Either way, this guide is for you. Children with additional requirements should be entitled to the same amount of care, support and learning opportunities as their non-disabled peers, but working with special needs children can often require extra training, knowledge and resources.  Here are our hints and tips to working with special needs children, and we hope it helps you.

1.  Don’t forget to interact

When communicating with disabled children, it is mostly adults that fail to get it right.  They have the best of intentions, but if a child doesn’t respond in a way they hoped, they give their focus to the child’s parent, or a friend that knows them well, instead.  Interacting and communicating with the child, regardless of how they respond to you, is so important in building trust and a rapport, as is eye contact and a smile!

2.  Support from afar

Even if the child you are working with is playing with friends or working independently, don’t forget to observe them and monitor how they are reacting to the environment around them.  Do they get distracted by certain noises or sensory inputs such as light, or do they respond particularly well to a certain instruction, or really enjoy a distinct activity? Observing the behaviour of the special needs child you are working with will only accelerate the ‘getting to know you’ process and enable you to implement what you’ve learnt into certain activities and conversations with them.

3.  Positivity is everything

And consistency and flexibility count here, too.  Your behaviour and attitude is going to be setting a prime example to those you are working with, and this has never been more applicable than when we are talking about children with additional needs and requirements.  It is vital that you encourage and show a positive outlook, whenever possible, and that that outlook is consistent during the working week, regardless of what is going on in your personal life. You will build small friendships with the children you work with, and they will depend on you to support and help them, even when they are struggling to help themselves.  Your flexibility is paramount, too.

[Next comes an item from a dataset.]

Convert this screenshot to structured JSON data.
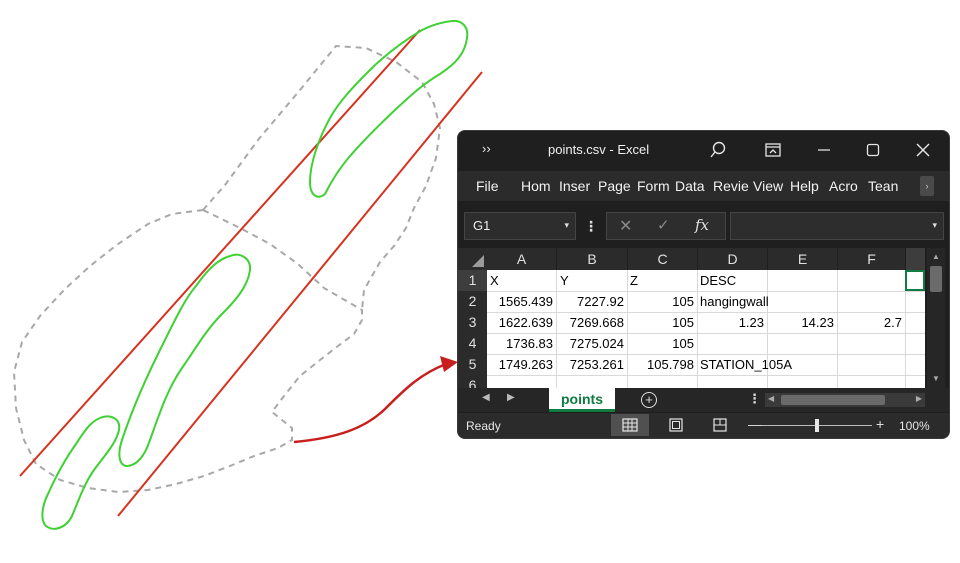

Should your child have a meltdown from sensory overload, or become aggressive following an argument with a friend, for example, you need to be able to stop everything that you are doing and put your professional training into practise, to ensure that the child you are working with will be safe, and will not jeopardise the safety of his or her peers.

This role is by no means an office job without responsibility, but it will be something that you feel proud to have embarked on, especially when you start to see the difference you are making to the lives of many.